TEST-SPECIFIC CONFOUNDING FACTORS
- Precipitation:
Experiment 1: precipitation was observed at the start and the end of the incubation period at concentration of 512 µg/plate
Experiment 2: precipitation was observed at the start of the incubation period at the concentration of 492 µg/plate and higher, and at all dose levels at the end of the incubation period except in strains TA98 (+/- S9 mix), TA100 (+/- S9 mix) and TA1537 (+ S9 mix) at 275 µg/plate.
Experiment 3: precipitation was observed at the start of the incubation period at 275 µg/plate and higher, and at 878 µg/plate at the end of the incubation period.

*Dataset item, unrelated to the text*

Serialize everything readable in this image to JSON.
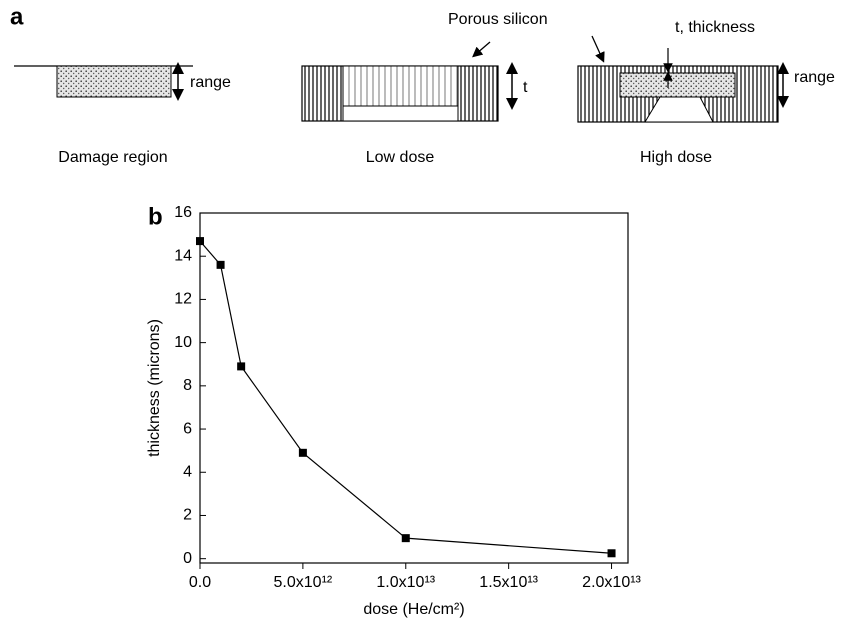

RANGE-FINDING/SCREENING STUDIES:
Precipitation of the test item was observed at the start of the incubation period at 164 µg/plate and higher and at the end of the incubation period at 1600 and 5000 µg/plate.

HISTORICAL CONTROL DATA
- Positive historical control data: positive control results were within the ranges of historical control data
- Negative (solvent/vehicle) historical control data: negative control results were within the ranges of historical control data

Remarks on result:

other:

Remarks:

Experiment 1

Any other information on results incl. tables

Table 1: Mean number of revertant colonies in dose-range finding test

Concentration µL/plate	TA 100		WP2uvrA
	+MA	-MA	+MA	-MA
Positive control	1285	1098	501	1337
Negative control	112	128	42	36
1.7	110	111	41	35
5.4	125	124	42	34
17	121	105	45	39
52	122	113	45	40
164	140	118	48	42
512	126np	124np	58np	40np
1600	126sp	135sp	44sp	30sp
5000	111mp	121mp	47mp	36mp

Table 2: Mean number of revertant colonies in experiment 1

Concentration µL/plate	TA 98		TA 1535		TA 1537
	+MA	-MA	+MA	-MA	+MA	-MA
Positive control	1254	1217	193	974	379	638
Negative control	19	12	6	7	7	6
52	15	14	8	4	8	9
164	19np	22np	7np	9 np	5np	9np
512	7sp	11sp	10sp	11sp	7sp	5sp
1600	hp	hp	hp	hp	hp	hp
5000	hp	hp	hp	hp	hp	hp

Table 3: Mean number of revertant colonies in experiment 2

Concentration µg/plate	TA 1535		TA 1537		TA 98		TA 100		WP2uvrA
	+MA	-MA	+MA	-MA	+MA	-MA	+MA	-MA	+MA	-MA
Positive control	148	698	300	808	459	1595	803	960	315	1135
Solvent control	14	14	9	5	20	21	96	123	60	42
275	8sp	10sp	5np	4sp	13np	12np	95np	125np	43sp	25sp
492	13sp	12sp	8sp	9sp	16np	16sp	92sp	115sp	39mp	19mp
878	11sp	9mp	8sp	6np	14mp	13mp	89sp	127sp	27mp	24mp
1568	8mp	13mp	4mp	3np	8mp	8mp	75mp	99mp	28mp	20mp
2800	9mp	hp	6mp	hp	hp	hp	88mp	hp	31mp	hp
5000	10mp	hp	3mp	hp	hp	hp	81mp	hp	24mp	hp

Table 3: Mean number of revertant colonies in experiment 3

Concentration µg/plate	TA 1535		TA 1537		TA 98		TA 100		WP2uvrA
	+MA	-MA	+MA	-MA	+MA	-MA	+MA	-MA	+MA	-MA
Positive control	158	846	244	1132	603	1290	956	951	288	1285
Solvent control	6	11	7	5	27	13	105	135	38	32
86	11	10	7	8	25	16	101	112	42	30
154	8	10	9	6	25	23	112	113	56	44
275	11	14	4	9	25	20	107	111	51	41
492	19np	16np	8np	10np	23np	22np	110np	131np	52np	42np
878	17sp	21sp	8sp	12sp	26sp	19sp	109sp	124sp	52sp	42sp

hp	Heavy Precipitate,the number of revertant colonies could not be determined.
np	No precipitate
sp	Slight Precipitate

Applicant's summary and conclusion

Conclusions:

Trimethyl(octadecyloxy)silane in stearyl alcohol was tested in a valid bacterial reverse mutation assay, conducted according to OECD TG 471 and in compliance with GLP using Salmonella typhimurium strains (TA1535, TA1537, TA98 and TA100) and Escherichia coli (WP2uvrA). No increase in the number of revertant was observed in any test strains , with or without metabolic activation, when tested up to precipitating concentrations. Appropriate positive and solvent controls were included and gave the expected results. It is concluded that the test substance is negative for mutagenicity to bacteria under the conditions of the test.